A Quiet Corner said...

Great work, Baby Girl! Sometimes, I feel like her...:)JP

Leontien said...

see if you ever would write a book i would buy it! not even buy it i would make you sign it too so i could tell my (hopefully soon to be) kids about this great lady writer that i know! ha!

Thanks
Leontien

Sweet Virginia Breeze said...

Wow! This is great! I didn't want it to end. Wonderful job!

Debra Ann Elliott said...

I don't know what to say, except wow! You wrapped me up in the scene. Great job!

le Chef said...

I just read about your pets. All of them. I used to live in Florida, in the swamps, and this post sang of my time there. I even had an army of animals, including a rooster named Tom Jones, with a hen named Elvis. I am utterly in love with your blog. I. Adore. It. And your home? From what I can see ... your a long lost twin.
You lady, are awesome!

Galit Breen said...

This poor girl! I hope that she ends up okay!
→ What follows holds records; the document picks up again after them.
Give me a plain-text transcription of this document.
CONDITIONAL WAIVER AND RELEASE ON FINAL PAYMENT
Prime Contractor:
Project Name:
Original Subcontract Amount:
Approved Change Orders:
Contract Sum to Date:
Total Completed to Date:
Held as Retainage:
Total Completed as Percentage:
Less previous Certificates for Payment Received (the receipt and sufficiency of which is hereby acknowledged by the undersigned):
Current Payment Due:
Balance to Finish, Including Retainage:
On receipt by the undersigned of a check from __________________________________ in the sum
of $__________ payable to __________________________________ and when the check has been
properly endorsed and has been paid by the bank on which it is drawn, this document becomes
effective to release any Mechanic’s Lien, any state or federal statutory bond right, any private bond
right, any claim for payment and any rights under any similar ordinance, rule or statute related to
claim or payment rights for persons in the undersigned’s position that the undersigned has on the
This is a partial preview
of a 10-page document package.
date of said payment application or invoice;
Lines like these -she felt the heat in her ears like burning nickels- are perfectly descriptive!

Lex the mom said...

I love it when I read & feel like I'm there, wherever there is. The details you write provide such a vivid image of the swamp, of Marie's position in life & her home.

I think my favorite line is this one "...she felt the heat in her ears like burning nickels...". Those are the kinds of things that make me happiest when I read. It is a great piece of work. I really enjoyed it!

(everywhere I'm commenting & using that last bit - so not meaning to be repetitive, but I so mean it!!)

Kim said...

This was such a unique post. I enjoyed all the details, especially that her dream was to save enough to buy a bag of birdseed.

Andrea (ace1028) said...

Uhm, you lost me at the rat-like nutria. But you know I'm a really picky eater. ;) Blech.

I loved the detail in the description. And how much I could tell you put into this piece.

The Drama Mama said...

I like to go new places through my writing too. I loved this, and having a similar story, I can relate to your MC too. I want to know what happens to her.

K Pugliano said...

I could hear the frog chirping and the feel the sweltering heat! Great descriptions...I hope she makes it out of there!